For his work on radio frequency heating and noninductive current drive on the Versator II, the Alcator C and C-Mod tokamaks, Professor Porkolab shared the 1984 American Physical Society Excellence in Plasma Research Award (now the John Dawson Award).[3]

In 2009 Porkolab was awarded the James Clerk Maxwell Prize in Plasma Physics for plasma physics by the American Physical Society, with the citation "For pioneering investigations of linear and nonlinear plasma waves and wave-particle interactions; fundamental contributions to the development of plasma heating, current drive and diagnostics; and leadership in promoting plasma science education and domestic and international collaborations."[4]

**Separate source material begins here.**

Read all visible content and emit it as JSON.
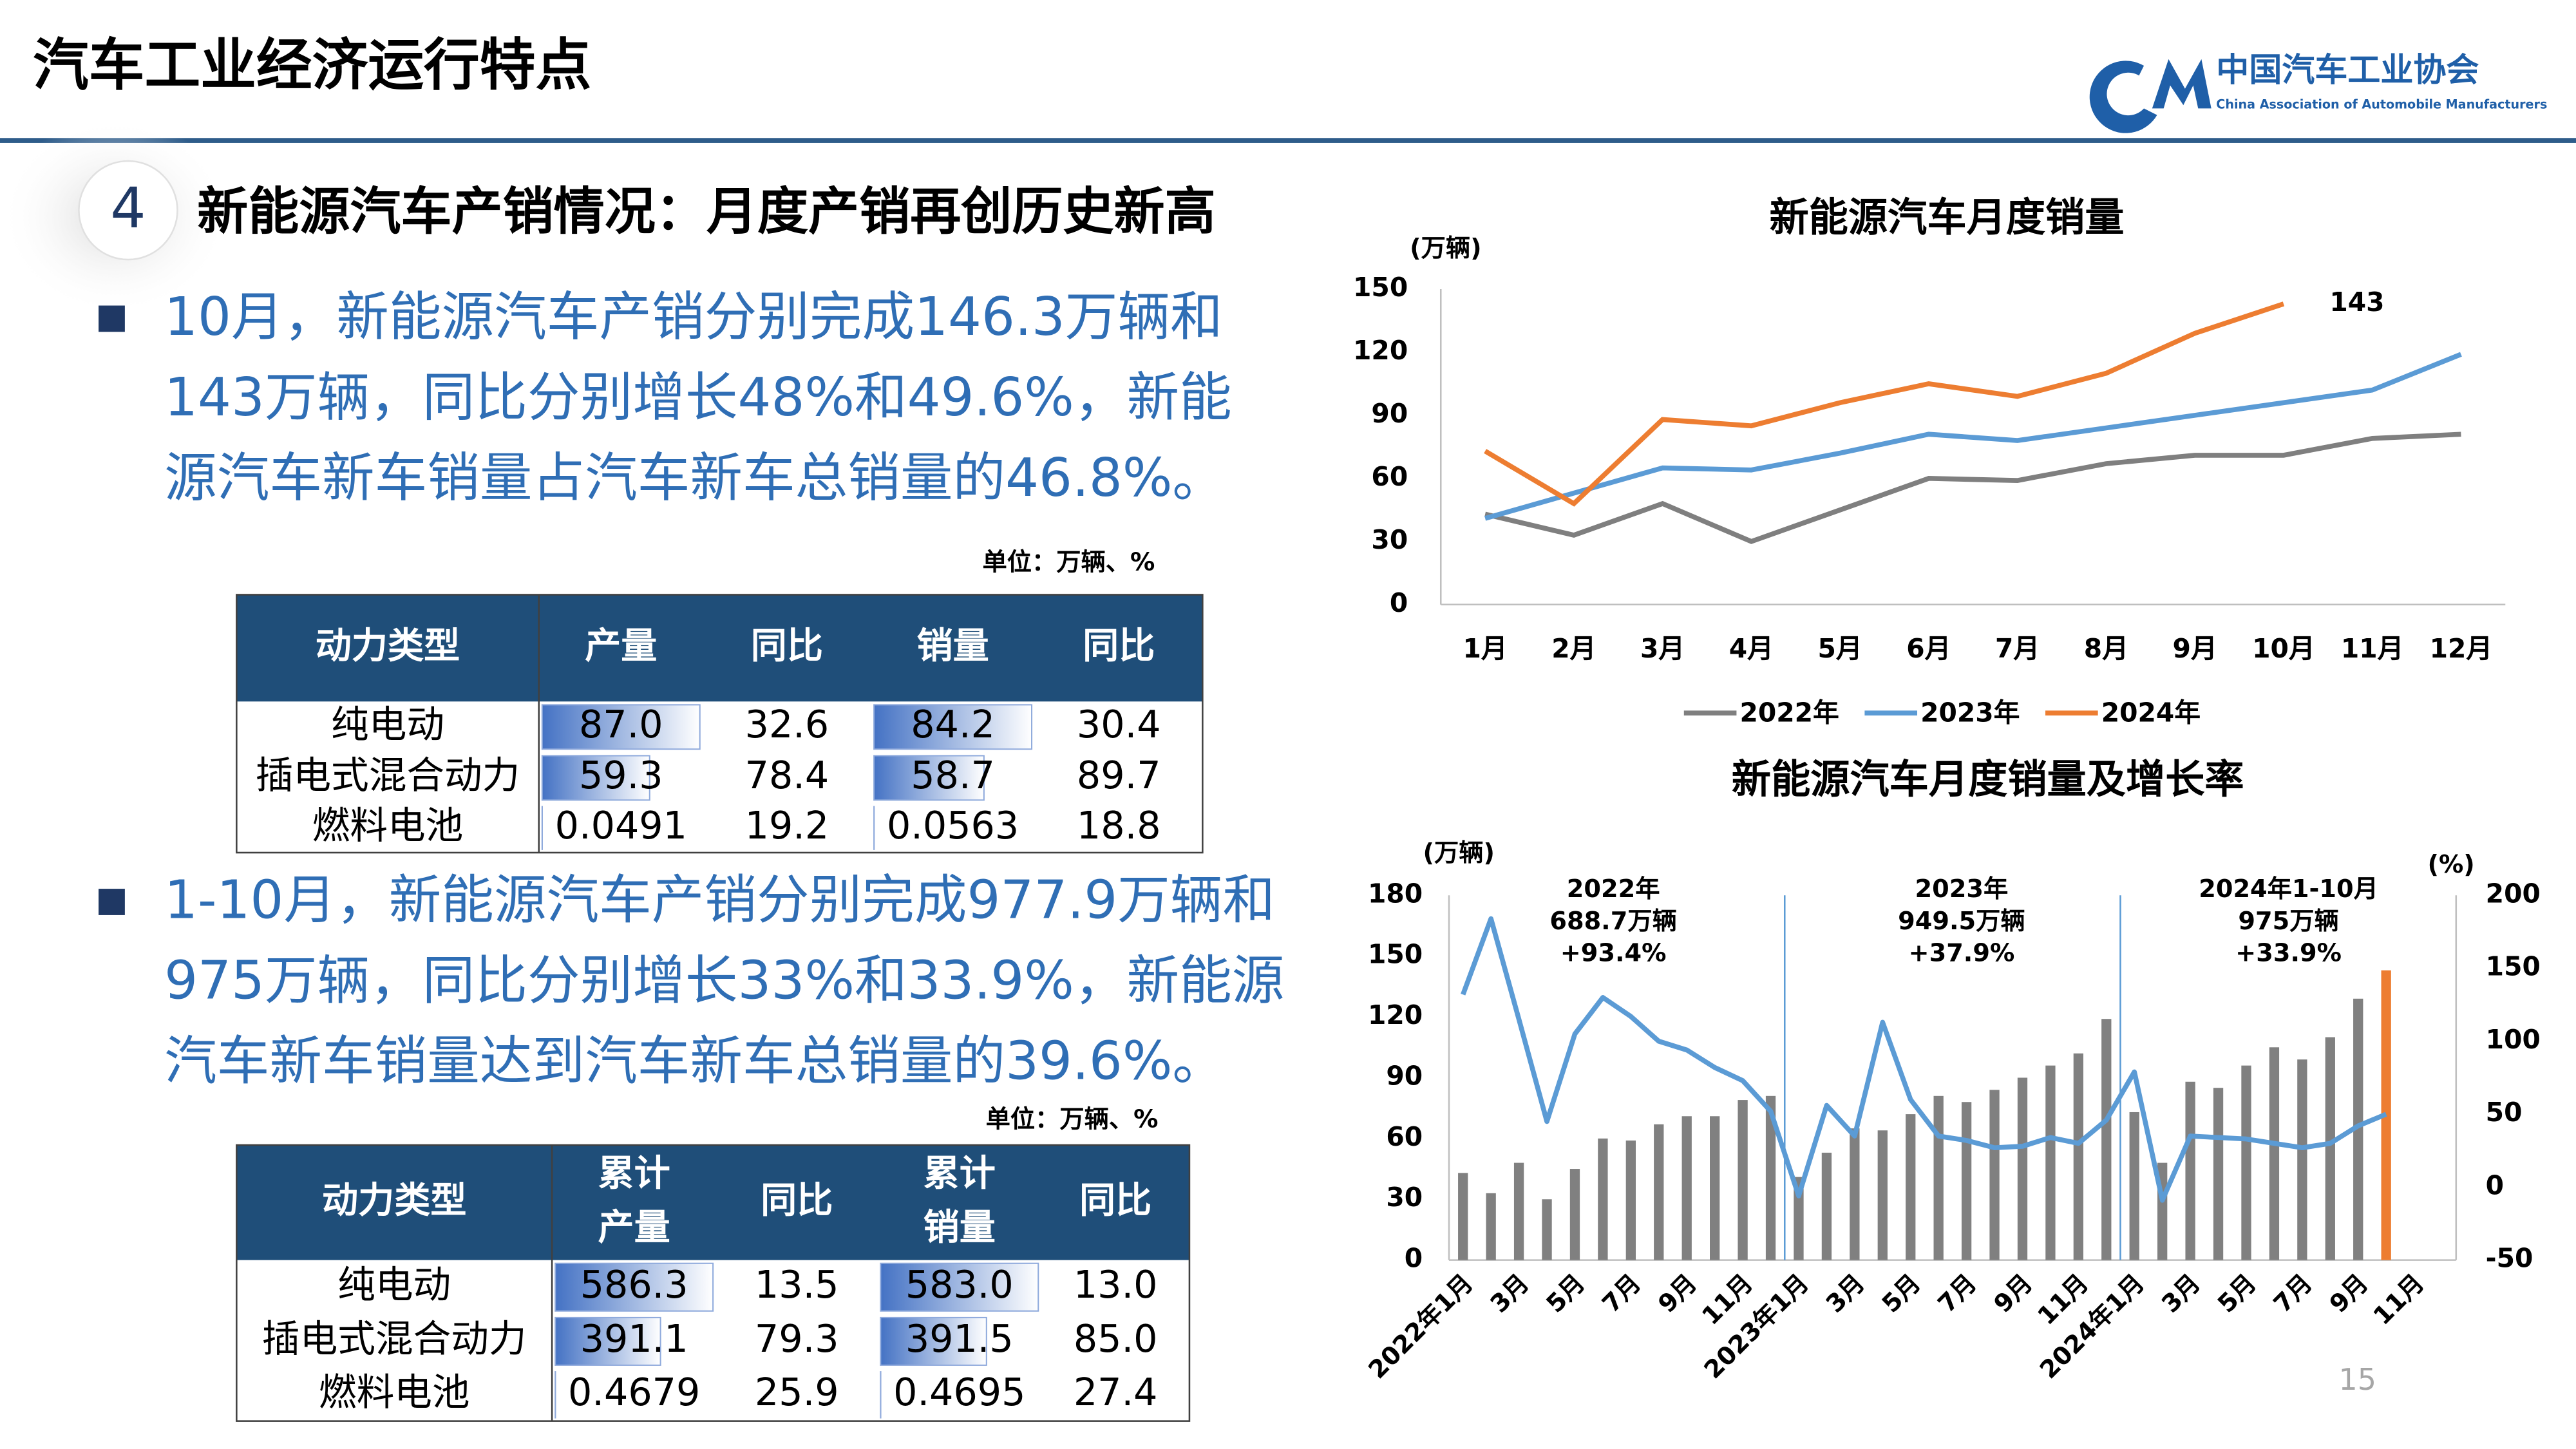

In 2013 he received the Hannes Alfvén Prize of the European Physical Society, "for pioneering investigations of linear and nonlinear plasma waves and wave-particle interactions; fundamental contributions to the development of plasma heating, current drive and diagnostics; and leadership in promoting plasma science education and domestic and international collaborations."[5]

Porkolab was also awarded the Karoly Simony Memorial Plaque and Prize by the Hungarian Nuclear Society in 2007 [6] and a Fusion Power Associates Distinguished Career Award in 2010.[7]

In 2016 Porkolab was elected an External Member of the Hungarian Academy of Sciences.

Between 1991 and 2001, Porkolab served as Editor of Physics Letters A, in the Plasma Physics and Fluid Dynamics subsection. He also represented the U.S. Plasma Physics community for six years on the International Union of Pure and Applied Physics (IUPAP) Commission–16 (Plasma Physics) (1991-1997). Between 1992 and 1995, he served as a member of the National Research Council Subpanel on Plasma Science. In 1999, he served as Chair of the Plasma Physics Division of the American Physical Society.[8]